1982 - 27th May, the Squadron supported the Parachute Regiment at Goose Green, when Harrier pilot Squ Ldr Bob Iveson was shot down (he managed to get picked up by one of the British Gazelle helicopters).
1982 - 11th June, 1 Squadron supported the SAS who were being stopped opposite Port Stanley.
1982 - 13th June, final assault on Port Stanley including 1 Squadron, the day after on the 14th June the cease fire was announced at Port Stanley, hostilities were over.
1985 - Diana Princess of Wales visited on 28th September on an inaugural visit to RAF Wittering in her new role as Honorary Air Commodore.

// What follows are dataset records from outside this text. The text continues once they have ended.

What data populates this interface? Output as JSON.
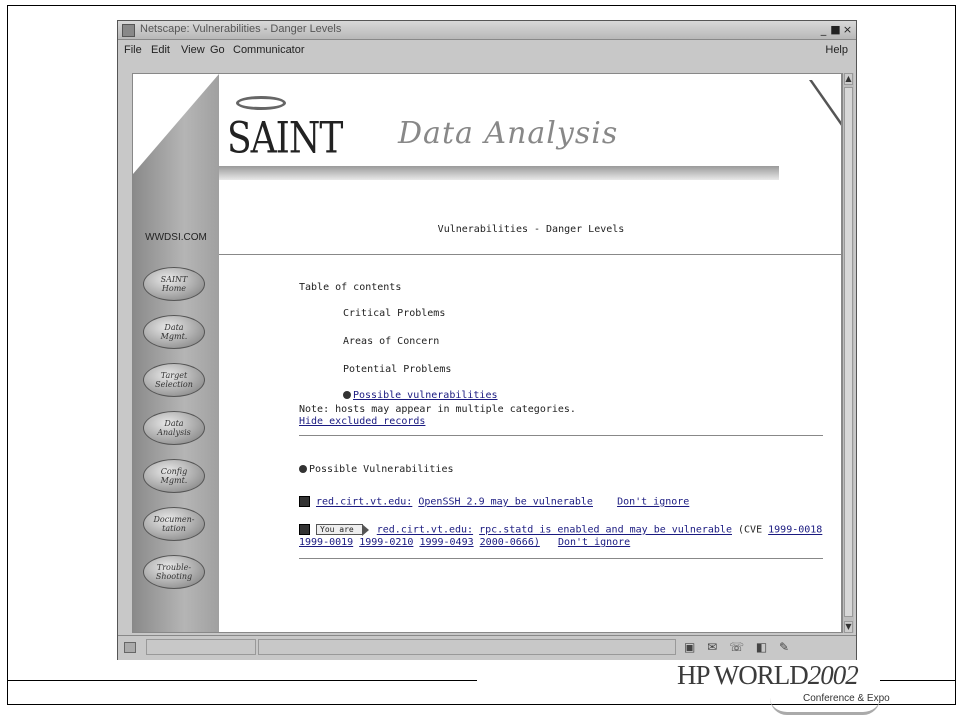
{
  "window": {
    "title": "Netscape: Vulnerabilities - Danger Levels",
    "controls": {
      "minimize": "_",
      "maximize": "■",
      "close": "×"
    }
  },
  "menubar": {
    "items": [
      "File",
      "Edit",
      "View",
      "Go",
      "Communicator"
    ],
    "help": "Help"
  },
  "banner": {
    "logo": "SAINT",
    "title": "Data Analysis"
  },
  "sidebar": {
    "site": "WWDSI.COM",
    "items": [
      {
        "label": "SAINT\nHome"
      },
      {
        "label": "Data\nMgmt."
      },
      {
        "label": "Target\nSelection"
      },
      {
        "label": "Data\nAnalysis"
      },
      {
        "label": "Config\nMgmt."
      },
      {
        "label": "Documen-\ntation"
      },
      {
        "label": "Trouble-\nShooting"
      }
    ]
  },
  "page": {
    "heading": "Vulnerabilities - Danger Levels",
    "toc_title": "Table of contents",
    "toc_items": [
      "Critical Problems",
      "Areas of Concern",
      "Potential Problems"
    ],
    "toc_link": "Possible vulnerabilities",
    "note": "Note: hosts may appear in multiple categories.",
    "hide_link": "Hide excluded records",
    "section_title": "Possible Vulnerabilities",
    "vulns": [
      {
        "host": "red.cirt.vt.edu:",
        "desc": "OpenSSH 2.9 may be vulnerable",
        "ignore": "Don't ignore"
      },
      {
        "badge": "You are",
        "host": "red.cirt.vt.edu:",
        "desc": "rpc.statd is enabled and may be vulnerable",
        "cve_prefix": "(CVE",
        "cves_line1": [
          "1999-0018"
        ],
        "cves_line2": [
          "1999-0019",
          "1999-0210",
          "1999-0493",
          "2000-0666)"
        ],
        "ignore": "Don't ignore"
      }
    ]
  },
  "footer": {
    "brand": "HP WORLD",
    "year": "2002",
    "sub": "Conference & Expo"
  }
}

1989 - The Number 1 Squadron Harriers celebrate 20 years in service - Diana Princess of Wales visit for a second time.
1990 - 50th anniversary of the Battle of Britain took place, in a flyover Buckingham Palace - 16 Harriers took part with 168 aircraft in total the largest since the Queen’s Coronation.
1991 - The first woman ever to eject in RAF history Cadet Kate Saunders was in a Harrier flown by Squadron Leader Ashley Stevenson (who later became the first pilot to eject twice from a Harrier) after a bird strike travelling at 429 knots.
1993 - Operation Warden over Iraq.
1999 - Kosovo.
2004 - Afghanistan.
2010 - 15th December, end of, and the final Harrier flight.
2011 - 28th January, formal disbandment of the Squadron
2012 - 15th September Squadron officially reformed with the Typhoon FGR4 and the latest to use this incredible cutting edge aircraft.
Number 1 (Fighter) Squadron is the 4th front line Typhoon Squadron (with 2 additional Operational Conversion Units) and is based at RAF Lossiemouth in Scotland.
The role of the Squadron is air defence, including Quick Reaction Alert (QRA) providing a 24 hour, 365 day capability to intercept and identify intruders into UK airspace. The aircraft also has a secondary precision ground attack capability.